The sun was low and smoldering straight ahead, the first peaks higher than he’d thought. Orange slipped pink. The purple sky chilled as the train climbed. He slept. He dreamt of the blue he’d see at the end.
He woke at dawn at a new altitude, snow surviving in the dark spots of this landscape, snow on the north sides of boulders and trees. They were trees like he’d never seen. Forests that hadn’t had to regrow. Next stop he’d hop out and look for food.
At the diner he ordered eggs, toast, coffee. Finished it all, unballed the paper. So they were still running stories. They’d drained the reservoir and no body was found. Just the car left there above, still running, the driver’s open door, footsteps in the mud. The note in an envelope held in place by a stone on top of the dam. The car was green, a hatchback, a little old. A CD was still playing.

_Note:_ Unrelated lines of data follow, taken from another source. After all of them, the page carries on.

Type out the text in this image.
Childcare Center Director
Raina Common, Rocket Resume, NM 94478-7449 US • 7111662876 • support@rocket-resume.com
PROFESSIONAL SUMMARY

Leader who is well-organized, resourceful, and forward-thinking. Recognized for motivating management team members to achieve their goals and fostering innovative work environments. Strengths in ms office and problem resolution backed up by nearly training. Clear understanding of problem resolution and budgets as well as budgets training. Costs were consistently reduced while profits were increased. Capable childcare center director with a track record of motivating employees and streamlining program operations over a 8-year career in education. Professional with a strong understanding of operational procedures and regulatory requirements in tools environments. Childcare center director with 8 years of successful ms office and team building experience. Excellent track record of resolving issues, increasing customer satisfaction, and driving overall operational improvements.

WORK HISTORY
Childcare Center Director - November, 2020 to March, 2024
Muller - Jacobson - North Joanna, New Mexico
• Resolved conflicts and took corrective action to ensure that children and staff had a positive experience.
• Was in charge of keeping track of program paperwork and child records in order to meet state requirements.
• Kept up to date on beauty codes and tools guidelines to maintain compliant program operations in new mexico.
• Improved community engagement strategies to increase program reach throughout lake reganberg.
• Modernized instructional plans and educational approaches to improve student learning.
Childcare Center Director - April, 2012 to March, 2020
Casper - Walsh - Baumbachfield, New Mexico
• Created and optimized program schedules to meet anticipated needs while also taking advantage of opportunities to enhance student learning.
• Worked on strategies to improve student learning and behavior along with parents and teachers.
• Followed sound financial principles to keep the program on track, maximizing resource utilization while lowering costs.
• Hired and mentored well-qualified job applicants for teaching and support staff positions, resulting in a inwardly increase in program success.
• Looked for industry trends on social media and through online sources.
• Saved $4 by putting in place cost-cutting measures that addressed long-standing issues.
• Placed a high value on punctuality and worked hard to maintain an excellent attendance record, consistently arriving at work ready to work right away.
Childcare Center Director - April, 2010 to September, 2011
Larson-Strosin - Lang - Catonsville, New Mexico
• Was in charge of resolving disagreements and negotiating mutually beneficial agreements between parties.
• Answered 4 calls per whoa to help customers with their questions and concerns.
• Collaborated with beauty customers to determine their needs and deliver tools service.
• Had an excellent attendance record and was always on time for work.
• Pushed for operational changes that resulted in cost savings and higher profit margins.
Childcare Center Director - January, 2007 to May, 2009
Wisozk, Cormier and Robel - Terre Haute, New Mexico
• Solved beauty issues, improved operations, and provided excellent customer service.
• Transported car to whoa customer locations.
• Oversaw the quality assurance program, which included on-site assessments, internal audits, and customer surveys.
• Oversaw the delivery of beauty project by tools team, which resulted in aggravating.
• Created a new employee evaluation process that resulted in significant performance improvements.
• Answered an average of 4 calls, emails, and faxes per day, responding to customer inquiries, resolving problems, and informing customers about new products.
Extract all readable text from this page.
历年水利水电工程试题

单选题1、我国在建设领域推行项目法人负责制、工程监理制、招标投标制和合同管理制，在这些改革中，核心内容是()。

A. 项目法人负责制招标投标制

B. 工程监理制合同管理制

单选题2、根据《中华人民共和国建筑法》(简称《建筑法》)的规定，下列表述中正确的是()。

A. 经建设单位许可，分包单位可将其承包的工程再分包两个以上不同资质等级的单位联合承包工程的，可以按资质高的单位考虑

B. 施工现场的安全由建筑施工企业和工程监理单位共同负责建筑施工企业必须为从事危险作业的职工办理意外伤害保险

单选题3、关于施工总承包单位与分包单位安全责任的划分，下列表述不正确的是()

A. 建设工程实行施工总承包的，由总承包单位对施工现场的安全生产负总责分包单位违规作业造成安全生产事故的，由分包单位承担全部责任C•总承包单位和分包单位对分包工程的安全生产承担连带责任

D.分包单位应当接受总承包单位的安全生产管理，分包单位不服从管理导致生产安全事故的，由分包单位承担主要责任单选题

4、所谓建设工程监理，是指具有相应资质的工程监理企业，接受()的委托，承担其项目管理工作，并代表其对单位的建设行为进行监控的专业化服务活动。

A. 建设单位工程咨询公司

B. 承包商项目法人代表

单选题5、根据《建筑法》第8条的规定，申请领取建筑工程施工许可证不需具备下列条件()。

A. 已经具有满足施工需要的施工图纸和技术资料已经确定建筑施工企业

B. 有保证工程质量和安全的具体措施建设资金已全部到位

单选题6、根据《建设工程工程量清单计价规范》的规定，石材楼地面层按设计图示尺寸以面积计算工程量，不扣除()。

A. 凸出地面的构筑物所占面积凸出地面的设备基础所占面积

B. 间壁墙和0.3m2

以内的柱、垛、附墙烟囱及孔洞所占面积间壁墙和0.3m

The next train hardly slowed. He crouched behind a stand of spruce, burst forth. He caught a grip with his left hand but couldn’t get his feet on something flat. He felt the strain of the bend as the tracks turned towards a rise. He knew enough to push off as he fell. Fucked his knee on the stumble down. He couldn’t stop before the ledge. He fell a dozen feet to a depression with a few inches of water streaming at its base. The tracks were up and behind him. Looking forward, the trees were frosted blue. Cold light, the sun already beneath the opposite range. Nothing human could be seen from where he lay. He ran a finger along the gash on his leg and around his head. He didn’t dare stand. His gray shirt absorbed the wet. He tried to focus on the water drawn up and all over his shirt. A dark mass claiming territory. Swirls of crimson in the brown water surrounded him. He pulled the arrowhead from his pocket but all he saw was a shard of black plastic.
A fighter jet split white between an impossible blue. Then another, and another. Gerald knew the academy was near here. He could name the planes he saw. F-16, F-35. An A-10, slow, bulbous, loping the air above him. He could still picture himself in the cockpit, watching the small world below. Cities disappeared in an instant. There was nothing but sky where he was headed.
It got hard to lift his head. He could feel the earth move as another train passed. A small rock tumbled down. Water splashed. He saw the ripples get smaller. Tried to find the last one, the flatness that replaced it. His reflection stretched and disfigured. The water got black. For a while he roamed that blackness. New little fishes circling. Pine needles. Dropped leaves, spilt oil curling. Finally he found a figure on its own, glimpsed from three hundred feet above, a face winking in the black, daring him to leap to meet it.